Medyayı hedef alan 14 Aralık operasyonuna da değinen Erdoğan, “Şimdi ‘özgür basın’ diye feryat ediyorlar değil mi? İşte ‘Tahşiye operasyonu’ diyerek kitaplara el koyan, kitapları suç delili olarak kullanan bizzat bunların kendisiydi. Basın özgürlüğünden bahsediyorsunuz, ‘Tahşiye operasyonu’ diye yaptığınız operasyonun altında kimler yatıyordu? Yazarlar, çizerler, birçok insan vardı. Bunlar gidip 16-17 ay içeride yattılar. Bunu neyle izah edeceksiniz? Niye onlara yalanla iftira ile saldırdınız?” Bunlar yerli değiller. Buna rağmen bugün hala bunlarla iş tutanlar, bunlarla yol arkadaşlığı yapanlar, bunlarla işbirliğine girenler inanın çok yakında büyük bir mahcubiyet yaşayacaklar. Bunu söylemek zorundayım. Biz yandık, onlar yanmasın! Siyasi partilere, STK’lara, derneklere, vakıflara söylüyorum. Hatta ve hatta içimizde, yanı başımızda gizlendiğini zannedenlere söylüyorum; kim ki bunlara karşı tavır almazsa Türkiye’ye haksızlık etmiştir. Milletine, dinine, ahlakına, vicdanına haksızlık etmiştir.” diye konuştu.

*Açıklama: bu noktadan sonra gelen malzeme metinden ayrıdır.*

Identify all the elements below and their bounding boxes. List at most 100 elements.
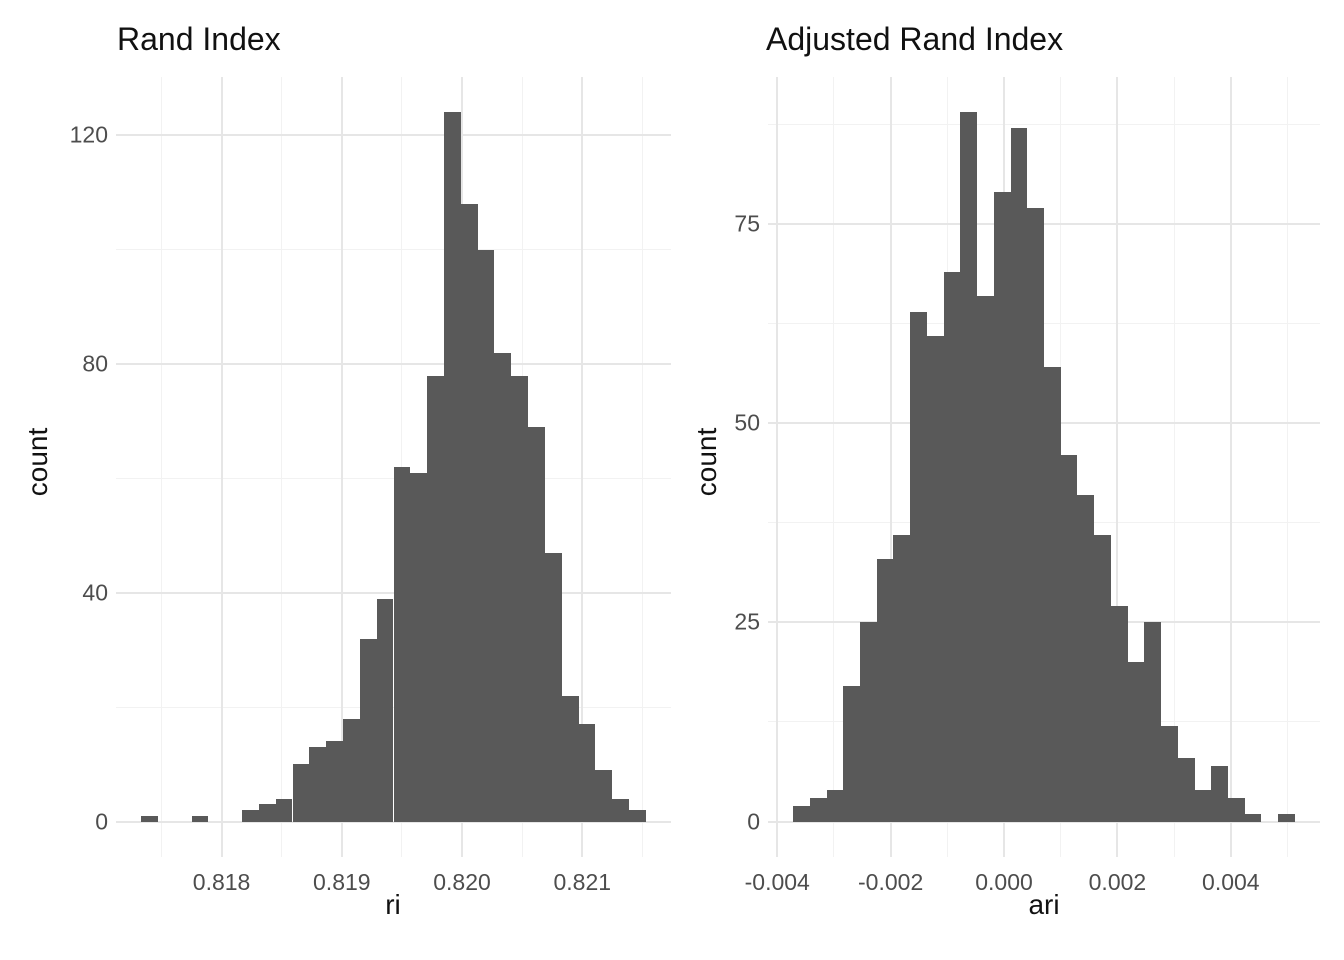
x-minor-gridline: [833, 77, 835, 857]
y-major-gridline: [768, 820, 1320, 823]
histogram-bar: [1227, 797, 1245, 822]
histogram-bar: [511, 375, 529, 822]
y-tick-label: 0: [747, 808, 760, 835]
histogram-bar: [292, 764, 310, 822]
histogram-bar: [860, 622, 877, 822]
histogram-bar: [1278, 813, 1295, 822]
histogram-bar: [410, 472, 428, 822]
x-tick-label: 0.819: [313, 869, 371, 895]
x-tick-label: 0.820: [433, 869, 491, 895]
x-major-gridline: [1116, 77, 1119, 857]
histogram-bar: [242, 810, 259, 822]
histogram-bar: [893, 534, 911, 822]
x-major-gridline: [776, 77, 779, 857]
x-tick-label: 0.818: [192, 869, 251, 895]
x-tick-label: 0.000: [975, 869, 1033, 895]
histogram-bar: [258, 804, 276, 822]
x-major-gridline: [340, 77, 343, 857]
x-tick-label: 0.821: [553, 869, 612, 895]
histogram-bar: [376, 598, 394, 822]
histogram-bar: [326, 741, 343, 822]
histogram-bar: [561, 695, 579, 822]
histogram-bar: [477, 249, 495, 822]
x-major-gridline: [581, 77, 584, 857]
histogram-bar: [977, 295, 994, 822]
histogram-bar: [1110, 606, 1128, 822]
histogram-bar: [578, 724, 596, 822]
histogram-bar: [843, 686, 860, 822]
histogram-bar: [393, 467, 411, 822]
histogram-bar: [809, 797, 827, 822]
y-tick-label: 80: [82, 350, 108, 377]
histogram-bar: [876, 558, 894, 822]
x-minor-gridline: [1287, 77, 1288, 857]
histogram-bar: [960, 112, 978, 822]
histogram-bar: [309, 747, 327, 822]
histogram-bar: [793, 805, 810, 822]
histogram-bar: [943, 271, 961, 822]
y-tick-label: 50: [734, 409, 760, 436]
histogram-bar: [1161, 725, 1178, 822]
y-tick-label: 40: [82, 579, 108, 606]
histogram-bar: [1194, 789, 1212, 822]
histogram-bar: [141, 815, 158, 822]
x-minor-gridline: [1173, 77, 1175, 857]
y-tick-label: 120: [69, 121, 108, 148]
y-minor-gridline: [768, 123, 1320, 125]
right-x-axis-title: ari: [1028, 889, 1060, 920]
histogram-bar: [1044, 367, 1061, 822]
x-major-gridline: [889, 77, 892, 857]
histogram-bar: [359, 638, 377, 822]
histogram-bar: [494, 352, 512, 822]
histogram-bar: [1077, 494, 1095, 822]
histogram-bar: [275, 798, 293, 822]
histogram-bar: [910, 311, 927, 822]
y-tick-label: 0: [95, 808, 108, 835]
histogram-bar: [427, 375, 444, 822]
histogram-bar: [528, 426, 545, 822]
histogram-bar: [544, 552, 562, 822]
histogram-bar: [612, 798, 630, 822]
histogram-bar: [343, 718, 360, 822]
histogram-bar: [1177, 757, 1195, 822]
x-minor-gridline: [281, 77, 283, 857]
left-y-axis-title: count: [22, 427, 53, 497]
x-minor-gridline: [160, 77, 162, 857]
x-major-gridline: [220, 77, 223, 857]
histogram-bar: [1027, 208, 1044, 822]
histogram-bar: [1060, 455, 1078, 822]
y-tick-label: 25: [734, 608, 760, 635]
y-major-gridline: [116, 134, 671, 137]
left-x-axis-title: ri: [385, 889, 401, 920]
histogram-bar: [1144, 622, 1162, 822]
histogram-bar: [1127, 662, 1145, 822]
y-minor-gridline: [116, 249, 671, 251]
left-plot-title: Rand Index: [117, 21, 281, 57]
histogram-bar: [629, 810, 646, 822]
x-tick-label: 0.002: [1088, 869, 1147, 895]
histogram-bar: [460, 203, 478, 822]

Erdoğan, konuşmasını şöyle sürdürdü: “Şahsen bu yapının tabanı ile üst kademesini hep ayrı değerlendirdim. Üst kademe çok bariz şekilde başka odakların, başka çevrelerin maşası, kuklası olmuş durumda. Hatta bir üst akıl olarak ifade ettiğim uluslararası egemen güçler bunları gayet iyi kullandılar ve hala kullanıyorlar. Ama tabandakilerin artık bazı soruları kendilerine sorması, bazı şeyleri sorgulamaları kaçınılmaz bir hal almıştır. Bütün bu ortaya çıkan gerçeklerden, ortaya dökülen pisliklerden sonra samimi insanların hala o çatı altında durmasının hiçbir mazereti olamaz. Acaba bu devlet, hükümet neden bu denli açık ve net olarak bu tavrı koyuyor diye kendi kendilerine sormaları lazım. ‘Paralel yapı’nın tabanındaki samimi insanlar bu yapının kimlerle iş birliği yaptığını, kimlerle yan yana geldiğini, kimlerle aynı karede fotoğraf verdiğini lütfen görsünler ve bu gidişi sorgulasınlar. Hala bu yapının MOSSAD ile işbirliği tuttuğunu göremiyorlarsa yazıklar olsun!”